Orangtua yang memiliki anak hydrochephalus memang mengalami tekanan sosial yang luar biasa dari lingkungannya. Mereka tidak hanya dicibir atau diolok-olok, tetapi terkadang juga dituduh pernah menjalani perilaku tidak pantas sehingga melahirkan anak-anak dengan kepala membesar. Tri Handayani (33), warga Desa Krasak, Kabupaten Jepara, harus menahan pedih ketika anak-anak kecil di kampungnya ketakutan jika ia membawa Jibril Cesar Ramadhan (2), anak bungsunya yang mengalami hydrochephalus, keluar dari rumah. Jibril yang lingkar kepalanya sudah mencapai 110 sentimeter itu juga sering menjadi tontonan orang-orang dewasa jika ia sedang berada di luar rumah. Mau tidak mau Tri memang harus membawa Jibril ke luar rumah. Pasalnya, sejak ia melahirkan Jibril, suami Tri tidak mau menafkahi dirinya dan anak bungsunya itu. Namun, sang suami masih mau membiayai Eva (8) dan Bintang (4), dua anak Tri lainnya. "Saya terpaksa bekerja untuk memberi makan Jibril dan membelikan susu," tutur Tri yang bekerja sebagai buruh kerajinan di Jepara.

Setiap hari Tri harus mengurus Jibril sendirian. Karena tidak bisa duduk, Jibril setiap hari digendong atau dibaringkan dengan bantal yang ditinggikan. Selain suaminya, Tri juga dikucilkan oleh keluarga besarnya dan juga keluarga suaminya.
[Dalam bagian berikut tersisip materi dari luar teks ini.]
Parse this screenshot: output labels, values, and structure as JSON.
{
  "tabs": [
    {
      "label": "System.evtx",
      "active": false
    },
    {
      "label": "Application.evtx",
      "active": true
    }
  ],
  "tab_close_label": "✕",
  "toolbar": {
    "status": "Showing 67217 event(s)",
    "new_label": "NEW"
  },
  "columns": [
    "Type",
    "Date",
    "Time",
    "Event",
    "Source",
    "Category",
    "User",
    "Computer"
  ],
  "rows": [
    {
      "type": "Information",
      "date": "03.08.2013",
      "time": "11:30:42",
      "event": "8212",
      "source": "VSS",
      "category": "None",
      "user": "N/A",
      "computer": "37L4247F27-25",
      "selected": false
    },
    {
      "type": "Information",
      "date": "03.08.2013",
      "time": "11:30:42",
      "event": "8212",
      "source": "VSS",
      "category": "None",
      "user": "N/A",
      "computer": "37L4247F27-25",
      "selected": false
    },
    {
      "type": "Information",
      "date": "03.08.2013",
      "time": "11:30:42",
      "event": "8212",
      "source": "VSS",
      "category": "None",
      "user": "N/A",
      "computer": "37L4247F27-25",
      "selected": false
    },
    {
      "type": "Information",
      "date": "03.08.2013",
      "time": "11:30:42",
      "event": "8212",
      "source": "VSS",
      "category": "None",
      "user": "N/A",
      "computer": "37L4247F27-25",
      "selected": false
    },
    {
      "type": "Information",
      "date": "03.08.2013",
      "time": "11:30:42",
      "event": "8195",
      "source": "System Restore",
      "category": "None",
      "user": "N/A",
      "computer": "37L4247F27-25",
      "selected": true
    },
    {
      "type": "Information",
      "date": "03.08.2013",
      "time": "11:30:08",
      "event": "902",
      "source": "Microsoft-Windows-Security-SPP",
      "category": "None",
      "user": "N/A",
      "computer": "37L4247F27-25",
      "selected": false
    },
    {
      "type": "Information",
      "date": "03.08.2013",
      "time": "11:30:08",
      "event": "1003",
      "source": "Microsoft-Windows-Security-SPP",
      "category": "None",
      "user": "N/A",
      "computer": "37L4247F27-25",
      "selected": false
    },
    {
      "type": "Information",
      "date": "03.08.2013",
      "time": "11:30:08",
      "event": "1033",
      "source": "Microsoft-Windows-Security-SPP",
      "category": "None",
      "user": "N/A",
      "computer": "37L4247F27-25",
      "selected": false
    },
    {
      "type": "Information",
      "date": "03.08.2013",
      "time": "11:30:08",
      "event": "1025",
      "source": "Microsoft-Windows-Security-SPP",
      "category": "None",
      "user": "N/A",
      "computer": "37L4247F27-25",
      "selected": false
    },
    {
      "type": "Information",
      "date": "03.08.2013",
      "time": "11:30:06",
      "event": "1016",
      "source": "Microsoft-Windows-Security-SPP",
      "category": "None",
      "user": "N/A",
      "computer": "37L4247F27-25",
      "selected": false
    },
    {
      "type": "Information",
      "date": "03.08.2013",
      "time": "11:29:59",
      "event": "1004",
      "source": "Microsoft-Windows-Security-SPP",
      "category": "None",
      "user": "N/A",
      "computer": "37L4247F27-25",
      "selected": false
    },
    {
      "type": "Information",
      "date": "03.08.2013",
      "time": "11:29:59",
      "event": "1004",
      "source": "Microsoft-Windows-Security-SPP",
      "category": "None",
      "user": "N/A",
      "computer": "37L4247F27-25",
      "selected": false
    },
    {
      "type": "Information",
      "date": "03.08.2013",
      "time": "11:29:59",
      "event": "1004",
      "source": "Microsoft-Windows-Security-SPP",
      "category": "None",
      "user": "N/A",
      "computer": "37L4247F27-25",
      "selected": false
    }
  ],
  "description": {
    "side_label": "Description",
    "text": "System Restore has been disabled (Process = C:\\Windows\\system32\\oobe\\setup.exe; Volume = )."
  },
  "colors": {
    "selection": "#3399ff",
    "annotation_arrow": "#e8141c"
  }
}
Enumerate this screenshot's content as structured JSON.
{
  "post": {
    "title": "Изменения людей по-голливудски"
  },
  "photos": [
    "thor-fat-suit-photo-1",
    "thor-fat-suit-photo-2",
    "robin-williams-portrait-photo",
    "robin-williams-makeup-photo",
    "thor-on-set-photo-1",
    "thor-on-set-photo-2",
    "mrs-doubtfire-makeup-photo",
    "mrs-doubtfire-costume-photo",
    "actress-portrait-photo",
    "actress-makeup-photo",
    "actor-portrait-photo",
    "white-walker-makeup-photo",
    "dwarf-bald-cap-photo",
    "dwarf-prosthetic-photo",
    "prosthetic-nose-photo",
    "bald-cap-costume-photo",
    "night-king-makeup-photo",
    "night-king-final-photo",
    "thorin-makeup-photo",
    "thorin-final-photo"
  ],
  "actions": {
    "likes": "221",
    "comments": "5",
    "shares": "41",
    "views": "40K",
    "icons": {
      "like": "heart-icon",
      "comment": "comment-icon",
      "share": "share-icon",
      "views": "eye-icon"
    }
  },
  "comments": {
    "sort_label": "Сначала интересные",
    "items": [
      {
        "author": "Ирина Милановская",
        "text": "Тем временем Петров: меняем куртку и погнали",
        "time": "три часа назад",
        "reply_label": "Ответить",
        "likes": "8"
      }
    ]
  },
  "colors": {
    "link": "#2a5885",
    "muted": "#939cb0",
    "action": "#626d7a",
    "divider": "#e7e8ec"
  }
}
Ia bahkan pernah diusir mertuanya karena membawa Jibril ke rumah mertuanya. Kini Tri hanya bisa pasrah. Jibril sudah tidak bisa dioperasi lagi karena otaknya sudah mengecil. Setiap pukul 02.00, Jibril selalu menangis atau terkadang kejang-kejang karena desakan cairan otaknya. Hanya obat pengurang rasa sakit yang bisa membuat Jibril tenang.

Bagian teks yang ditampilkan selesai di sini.